Índios vestidos com mantos brancos, tocando violino e cantando em latim. Cenas cruéis -quando não surreais- do processo de aculturação dos índios na América Latina são a tônica de "A Missão", de Roland Joffé.
Narrado em reiterados "flashbacks", o filme pontua um momento histórico específico, as decisões do Tratado de Madri tomadas em 1750, que obrigavam a Espanha a ceder parte da América do Sul para Portugal. Isso põe em conflito não só as duas potências, como uma terceira, a Igreja, e os pobres índios guaranis da região.
Padre Gabriel (Jeremy Irons) é o jesuíta encarregado de amansar os nativos da região, até então, pertencente à Espanha. Irons encarna habilmente a inegável boa fé de apóstolo com ideais salvacionistas, com didatismo humanitário a fim de expurgar o mal que se abatia sobre os hereges que dançavam, praticavam ritos antropofágicos e exibiam corpos nus "sem nenhuma vergonha".

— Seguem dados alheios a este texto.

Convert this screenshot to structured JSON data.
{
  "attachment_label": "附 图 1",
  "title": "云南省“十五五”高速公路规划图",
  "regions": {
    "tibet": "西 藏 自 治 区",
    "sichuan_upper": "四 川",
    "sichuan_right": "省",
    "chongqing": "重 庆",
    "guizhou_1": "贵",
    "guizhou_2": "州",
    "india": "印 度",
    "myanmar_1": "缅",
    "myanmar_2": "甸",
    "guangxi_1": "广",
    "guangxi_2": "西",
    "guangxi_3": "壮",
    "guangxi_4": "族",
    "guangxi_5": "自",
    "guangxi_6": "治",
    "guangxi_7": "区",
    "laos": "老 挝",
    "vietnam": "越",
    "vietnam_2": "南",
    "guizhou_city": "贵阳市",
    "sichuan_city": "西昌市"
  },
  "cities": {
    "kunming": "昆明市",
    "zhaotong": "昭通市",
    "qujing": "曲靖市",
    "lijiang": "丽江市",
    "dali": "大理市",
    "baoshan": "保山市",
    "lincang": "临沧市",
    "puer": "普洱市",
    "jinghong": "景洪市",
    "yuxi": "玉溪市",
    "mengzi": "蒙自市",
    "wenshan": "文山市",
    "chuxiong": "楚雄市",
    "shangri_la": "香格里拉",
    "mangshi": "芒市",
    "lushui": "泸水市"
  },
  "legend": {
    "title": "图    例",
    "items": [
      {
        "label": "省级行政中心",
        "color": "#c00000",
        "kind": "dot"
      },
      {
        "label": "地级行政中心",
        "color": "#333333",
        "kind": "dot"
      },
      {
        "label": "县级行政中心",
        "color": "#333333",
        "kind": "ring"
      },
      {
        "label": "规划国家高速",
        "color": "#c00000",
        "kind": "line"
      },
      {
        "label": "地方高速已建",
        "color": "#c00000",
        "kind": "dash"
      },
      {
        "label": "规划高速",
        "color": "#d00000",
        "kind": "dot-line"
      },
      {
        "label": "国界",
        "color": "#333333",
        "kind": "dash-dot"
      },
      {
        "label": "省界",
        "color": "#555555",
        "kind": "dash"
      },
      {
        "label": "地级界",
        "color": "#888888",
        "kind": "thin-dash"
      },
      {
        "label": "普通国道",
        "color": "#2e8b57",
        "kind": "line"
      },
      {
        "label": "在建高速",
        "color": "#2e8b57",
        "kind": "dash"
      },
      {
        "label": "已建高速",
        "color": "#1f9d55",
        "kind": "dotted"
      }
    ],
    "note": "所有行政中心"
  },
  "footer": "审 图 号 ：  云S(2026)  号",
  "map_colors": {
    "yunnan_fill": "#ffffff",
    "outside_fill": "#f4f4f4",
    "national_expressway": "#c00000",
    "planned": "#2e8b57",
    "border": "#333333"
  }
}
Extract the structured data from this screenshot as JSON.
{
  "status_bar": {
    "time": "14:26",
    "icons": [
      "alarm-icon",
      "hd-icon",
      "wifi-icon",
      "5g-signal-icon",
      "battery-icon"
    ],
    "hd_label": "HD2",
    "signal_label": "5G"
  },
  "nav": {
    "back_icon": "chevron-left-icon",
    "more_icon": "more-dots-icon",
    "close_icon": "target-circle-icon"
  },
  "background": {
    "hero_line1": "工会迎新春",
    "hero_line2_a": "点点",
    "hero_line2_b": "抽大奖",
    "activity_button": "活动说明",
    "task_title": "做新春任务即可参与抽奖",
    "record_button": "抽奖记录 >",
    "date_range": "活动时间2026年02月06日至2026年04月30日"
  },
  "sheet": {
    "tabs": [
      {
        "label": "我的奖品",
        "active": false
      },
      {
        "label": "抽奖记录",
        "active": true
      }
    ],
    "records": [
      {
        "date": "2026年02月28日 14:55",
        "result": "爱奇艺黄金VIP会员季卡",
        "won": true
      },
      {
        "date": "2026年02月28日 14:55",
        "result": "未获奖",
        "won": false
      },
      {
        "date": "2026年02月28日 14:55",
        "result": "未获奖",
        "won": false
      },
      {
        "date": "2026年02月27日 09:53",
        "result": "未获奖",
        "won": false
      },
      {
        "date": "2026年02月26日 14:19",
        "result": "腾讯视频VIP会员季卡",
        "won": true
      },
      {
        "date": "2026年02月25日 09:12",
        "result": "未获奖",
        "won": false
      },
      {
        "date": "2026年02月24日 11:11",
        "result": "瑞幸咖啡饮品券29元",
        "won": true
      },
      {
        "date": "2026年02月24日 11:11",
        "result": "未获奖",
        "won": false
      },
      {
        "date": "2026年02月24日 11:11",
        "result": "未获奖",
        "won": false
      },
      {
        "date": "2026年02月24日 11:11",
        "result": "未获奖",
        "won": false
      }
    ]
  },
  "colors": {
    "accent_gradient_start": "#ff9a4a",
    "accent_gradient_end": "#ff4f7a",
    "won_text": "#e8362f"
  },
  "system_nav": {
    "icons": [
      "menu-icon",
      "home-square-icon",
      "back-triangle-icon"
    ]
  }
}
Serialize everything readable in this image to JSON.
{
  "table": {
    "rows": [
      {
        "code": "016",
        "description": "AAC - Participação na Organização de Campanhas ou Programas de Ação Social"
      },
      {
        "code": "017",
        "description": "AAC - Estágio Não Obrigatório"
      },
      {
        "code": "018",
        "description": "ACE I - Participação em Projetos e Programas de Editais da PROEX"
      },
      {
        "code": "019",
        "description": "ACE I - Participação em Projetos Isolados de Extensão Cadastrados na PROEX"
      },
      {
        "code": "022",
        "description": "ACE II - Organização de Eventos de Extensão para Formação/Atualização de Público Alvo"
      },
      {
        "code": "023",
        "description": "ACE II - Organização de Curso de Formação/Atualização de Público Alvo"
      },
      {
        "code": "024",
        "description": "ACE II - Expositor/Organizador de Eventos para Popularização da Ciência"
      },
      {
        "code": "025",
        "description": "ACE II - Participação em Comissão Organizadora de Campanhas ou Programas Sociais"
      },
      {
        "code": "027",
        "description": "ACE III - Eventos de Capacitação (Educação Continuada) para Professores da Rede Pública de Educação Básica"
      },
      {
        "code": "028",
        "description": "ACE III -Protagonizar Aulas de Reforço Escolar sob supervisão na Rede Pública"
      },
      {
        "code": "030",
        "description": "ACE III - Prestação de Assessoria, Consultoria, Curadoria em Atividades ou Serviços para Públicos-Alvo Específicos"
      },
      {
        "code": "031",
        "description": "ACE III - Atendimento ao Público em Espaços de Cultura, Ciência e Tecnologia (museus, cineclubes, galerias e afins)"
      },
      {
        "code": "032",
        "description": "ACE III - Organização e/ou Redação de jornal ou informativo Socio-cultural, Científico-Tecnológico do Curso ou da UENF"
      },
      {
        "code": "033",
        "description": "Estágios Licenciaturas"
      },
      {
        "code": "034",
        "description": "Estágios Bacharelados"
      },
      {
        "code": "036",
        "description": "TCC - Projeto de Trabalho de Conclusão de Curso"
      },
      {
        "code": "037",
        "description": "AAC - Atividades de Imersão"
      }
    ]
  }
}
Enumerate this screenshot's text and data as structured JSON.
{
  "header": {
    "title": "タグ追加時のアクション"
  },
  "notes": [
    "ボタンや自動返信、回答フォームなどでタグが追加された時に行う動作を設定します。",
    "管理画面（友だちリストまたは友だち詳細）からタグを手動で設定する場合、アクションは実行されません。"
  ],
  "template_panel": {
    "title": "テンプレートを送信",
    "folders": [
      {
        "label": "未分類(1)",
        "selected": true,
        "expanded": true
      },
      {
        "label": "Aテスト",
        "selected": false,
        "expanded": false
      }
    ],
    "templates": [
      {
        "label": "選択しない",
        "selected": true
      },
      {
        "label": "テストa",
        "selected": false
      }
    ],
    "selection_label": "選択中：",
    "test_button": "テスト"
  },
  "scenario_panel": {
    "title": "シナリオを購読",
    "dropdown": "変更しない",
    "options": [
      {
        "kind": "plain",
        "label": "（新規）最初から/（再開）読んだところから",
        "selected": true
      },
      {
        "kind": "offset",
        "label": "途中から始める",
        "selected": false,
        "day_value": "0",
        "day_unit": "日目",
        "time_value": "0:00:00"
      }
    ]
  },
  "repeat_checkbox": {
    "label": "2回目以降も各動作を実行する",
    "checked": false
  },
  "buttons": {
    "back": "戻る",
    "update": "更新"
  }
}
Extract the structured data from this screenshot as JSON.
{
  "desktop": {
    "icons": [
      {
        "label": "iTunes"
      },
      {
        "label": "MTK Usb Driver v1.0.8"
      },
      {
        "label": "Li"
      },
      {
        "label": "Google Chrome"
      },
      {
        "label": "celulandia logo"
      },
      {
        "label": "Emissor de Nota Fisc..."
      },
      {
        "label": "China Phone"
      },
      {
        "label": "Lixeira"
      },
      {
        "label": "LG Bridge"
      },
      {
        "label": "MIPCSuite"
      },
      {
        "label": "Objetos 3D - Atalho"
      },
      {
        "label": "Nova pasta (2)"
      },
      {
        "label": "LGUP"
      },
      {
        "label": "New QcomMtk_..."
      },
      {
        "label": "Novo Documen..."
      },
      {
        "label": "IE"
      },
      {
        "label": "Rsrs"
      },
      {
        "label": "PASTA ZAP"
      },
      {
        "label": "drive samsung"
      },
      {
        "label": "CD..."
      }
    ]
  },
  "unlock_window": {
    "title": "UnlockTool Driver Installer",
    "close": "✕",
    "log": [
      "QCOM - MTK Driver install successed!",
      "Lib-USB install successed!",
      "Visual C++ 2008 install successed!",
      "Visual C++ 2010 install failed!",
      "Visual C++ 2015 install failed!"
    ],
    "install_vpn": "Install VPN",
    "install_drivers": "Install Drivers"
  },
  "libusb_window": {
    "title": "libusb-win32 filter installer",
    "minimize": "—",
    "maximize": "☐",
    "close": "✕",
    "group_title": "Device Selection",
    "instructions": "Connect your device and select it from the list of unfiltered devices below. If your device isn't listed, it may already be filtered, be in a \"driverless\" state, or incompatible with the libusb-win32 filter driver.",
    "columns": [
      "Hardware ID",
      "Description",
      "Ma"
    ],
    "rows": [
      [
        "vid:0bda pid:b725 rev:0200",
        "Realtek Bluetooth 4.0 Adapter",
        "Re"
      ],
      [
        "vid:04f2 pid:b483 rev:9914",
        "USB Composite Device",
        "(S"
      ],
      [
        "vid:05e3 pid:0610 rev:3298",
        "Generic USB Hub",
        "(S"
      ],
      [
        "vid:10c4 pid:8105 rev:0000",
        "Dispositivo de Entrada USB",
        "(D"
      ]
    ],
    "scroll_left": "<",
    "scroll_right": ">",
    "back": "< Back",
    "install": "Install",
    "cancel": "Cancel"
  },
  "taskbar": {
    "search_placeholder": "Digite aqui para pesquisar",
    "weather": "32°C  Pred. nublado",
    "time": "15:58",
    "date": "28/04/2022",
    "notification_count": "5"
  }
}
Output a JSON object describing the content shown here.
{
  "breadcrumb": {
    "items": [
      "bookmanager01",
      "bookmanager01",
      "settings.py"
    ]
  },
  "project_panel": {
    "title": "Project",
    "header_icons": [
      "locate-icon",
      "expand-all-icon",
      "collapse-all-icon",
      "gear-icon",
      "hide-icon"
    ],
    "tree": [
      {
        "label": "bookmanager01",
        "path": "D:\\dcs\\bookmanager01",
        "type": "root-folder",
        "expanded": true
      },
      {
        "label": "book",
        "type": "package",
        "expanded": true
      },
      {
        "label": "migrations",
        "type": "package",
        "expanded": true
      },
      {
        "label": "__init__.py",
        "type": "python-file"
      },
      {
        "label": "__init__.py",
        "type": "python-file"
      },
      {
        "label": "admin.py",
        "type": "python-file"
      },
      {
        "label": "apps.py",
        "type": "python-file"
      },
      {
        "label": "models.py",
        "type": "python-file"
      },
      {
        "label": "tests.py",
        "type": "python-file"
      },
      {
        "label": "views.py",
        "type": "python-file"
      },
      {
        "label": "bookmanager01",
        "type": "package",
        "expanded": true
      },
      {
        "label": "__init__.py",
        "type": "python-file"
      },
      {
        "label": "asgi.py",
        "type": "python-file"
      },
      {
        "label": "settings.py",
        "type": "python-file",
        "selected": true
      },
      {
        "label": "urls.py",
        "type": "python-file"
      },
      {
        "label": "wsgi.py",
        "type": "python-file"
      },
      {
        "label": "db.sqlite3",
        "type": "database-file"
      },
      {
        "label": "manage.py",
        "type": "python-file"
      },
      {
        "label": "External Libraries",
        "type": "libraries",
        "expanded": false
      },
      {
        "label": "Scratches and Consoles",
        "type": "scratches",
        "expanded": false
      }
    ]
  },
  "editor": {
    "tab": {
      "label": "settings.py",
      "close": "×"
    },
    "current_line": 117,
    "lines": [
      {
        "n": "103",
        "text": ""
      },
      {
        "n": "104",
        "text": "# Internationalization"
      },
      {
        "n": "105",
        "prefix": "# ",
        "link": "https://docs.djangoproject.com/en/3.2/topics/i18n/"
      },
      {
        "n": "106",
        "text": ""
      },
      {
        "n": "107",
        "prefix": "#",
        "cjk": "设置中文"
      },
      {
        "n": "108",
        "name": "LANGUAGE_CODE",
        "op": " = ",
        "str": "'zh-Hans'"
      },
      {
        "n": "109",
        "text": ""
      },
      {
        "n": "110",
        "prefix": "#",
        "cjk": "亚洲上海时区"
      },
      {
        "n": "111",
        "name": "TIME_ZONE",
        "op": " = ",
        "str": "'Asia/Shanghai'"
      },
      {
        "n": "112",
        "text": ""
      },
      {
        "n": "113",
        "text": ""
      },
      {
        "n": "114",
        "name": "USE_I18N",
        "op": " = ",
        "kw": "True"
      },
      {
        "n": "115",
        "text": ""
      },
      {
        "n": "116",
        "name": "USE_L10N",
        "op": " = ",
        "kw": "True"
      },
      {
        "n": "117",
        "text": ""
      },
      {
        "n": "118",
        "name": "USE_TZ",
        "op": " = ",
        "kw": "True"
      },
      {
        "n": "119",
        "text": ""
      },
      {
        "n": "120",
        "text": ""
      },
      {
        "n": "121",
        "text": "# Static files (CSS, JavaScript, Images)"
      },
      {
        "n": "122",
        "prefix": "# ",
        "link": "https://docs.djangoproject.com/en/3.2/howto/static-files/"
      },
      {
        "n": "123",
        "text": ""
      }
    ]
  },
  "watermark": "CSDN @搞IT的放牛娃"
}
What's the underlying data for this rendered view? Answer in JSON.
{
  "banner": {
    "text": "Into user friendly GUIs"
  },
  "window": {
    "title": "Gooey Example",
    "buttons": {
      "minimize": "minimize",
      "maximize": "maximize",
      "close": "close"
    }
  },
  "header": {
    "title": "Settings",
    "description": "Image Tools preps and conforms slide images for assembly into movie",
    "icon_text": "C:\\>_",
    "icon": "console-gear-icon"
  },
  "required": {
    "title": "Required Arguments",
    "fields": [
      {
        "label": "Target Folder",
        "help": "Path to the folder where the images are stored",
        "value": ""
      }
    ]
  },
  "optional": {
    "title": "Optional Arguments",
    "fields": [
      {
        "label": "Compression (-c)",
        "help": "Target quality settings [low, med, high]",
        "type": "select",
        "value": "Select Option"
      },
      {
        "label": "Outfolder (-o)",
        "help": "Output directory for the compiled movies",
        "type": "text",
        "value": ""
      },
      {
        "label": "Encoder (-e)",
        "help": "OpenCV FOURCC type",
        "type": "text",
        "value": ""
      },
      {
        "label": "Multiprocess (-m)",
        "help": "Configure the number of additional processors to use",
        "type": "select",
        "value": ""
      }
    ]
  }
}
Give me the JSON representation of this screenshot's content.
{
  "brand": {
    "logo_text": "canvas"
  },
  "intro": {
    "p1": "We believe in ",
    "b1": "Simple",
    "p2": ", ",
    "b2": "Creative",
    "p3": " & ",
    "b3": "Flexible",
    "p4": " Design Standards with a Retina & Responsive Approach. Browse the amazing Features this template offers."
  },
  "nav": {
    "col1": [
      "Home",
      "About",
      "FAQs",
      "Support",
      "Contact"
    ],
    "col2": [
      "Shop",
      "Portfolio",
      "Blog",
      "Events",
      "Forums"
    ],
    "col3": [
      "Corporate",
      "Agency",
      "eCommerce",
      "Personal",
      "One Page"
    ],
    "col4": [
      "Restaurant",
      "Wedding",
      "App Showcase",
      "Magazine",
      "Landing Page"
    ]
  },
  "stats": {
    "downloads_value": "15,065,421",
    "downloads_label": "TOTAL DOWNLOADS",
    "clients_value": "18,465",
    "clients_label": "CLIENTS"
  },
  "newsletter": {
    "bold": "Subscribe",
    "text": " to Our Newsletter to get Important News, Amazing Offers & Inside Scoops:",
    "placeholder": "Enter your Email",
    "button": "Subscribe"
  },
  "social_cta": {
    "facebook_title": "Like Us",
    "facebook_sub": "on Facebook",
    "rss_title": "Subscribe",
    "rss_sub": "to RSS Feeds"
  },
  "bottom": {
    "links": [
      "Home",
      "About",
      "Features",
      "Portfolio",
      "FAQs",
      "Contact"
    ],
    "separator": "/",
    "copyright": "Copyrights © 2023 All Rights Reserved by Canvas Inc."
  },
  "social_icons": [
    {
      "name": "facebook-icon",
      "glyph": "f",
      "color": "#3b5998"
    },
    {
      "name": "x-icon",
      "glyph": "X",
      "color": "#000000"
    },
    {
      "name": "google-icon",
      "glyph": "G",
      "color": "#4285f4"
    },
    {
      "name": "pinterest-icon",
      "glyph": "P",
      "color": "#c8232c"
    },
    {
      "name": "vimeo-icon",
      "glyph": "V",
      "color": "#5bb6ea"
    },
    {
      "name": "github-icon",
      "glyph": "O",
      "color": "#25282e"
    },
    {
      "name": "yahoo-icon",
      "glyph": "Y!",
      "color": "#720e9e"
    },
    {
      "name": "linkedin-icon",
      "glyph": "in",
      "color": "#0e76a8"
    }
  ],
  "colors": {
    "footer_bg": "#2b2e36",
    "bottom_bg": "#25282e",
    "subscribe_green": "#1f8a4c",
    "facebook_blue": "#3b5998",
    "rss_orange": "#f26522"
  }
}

Para que os índios possam ver a fé com mais temor e reverência, padre Gabriel e John (Liam Neeson) estabelecem várias missões e nelas igrejas e templos para protegê-los. Os padres os introduzem aos objetos sacramentais (santinhos, medalhas, rosários, terços, escapulários), um sem-número de signos e canções religiosas. E, quanto mais pacíficos, mais produtivos. Os guaranis plantam, fabricam violinos, artesanatos, tudo em prol das missões européias.
Aos olhos dos jesuítas, a submissão e a colonização surgem como redenções, porque assim impediriam os índios de serem torturados e exterminados. Aos olhos dos portugueses, em busca da partilha da região, a Igreja estava tirando mais proveito lucrativo do que os colonizadores.
Ciente de todos os jogos políticos envolvidos está Rodrigo Mendonza (como sempre mais um papel de "outsider" que Robert De Niro sabe fazer com maestria), ex-mercador de escravos, que, na disputa pela mulher que amava, mata o próprio irmão, ex-jesuíta, ex-penitente e assim por diante.
Mendonza passa por todos os ciclos, do inferno à redenção e vice-versa, percebendo que a violência, por vezes, é mais audível que o amor defendido pelo padre Gabriel (Irons).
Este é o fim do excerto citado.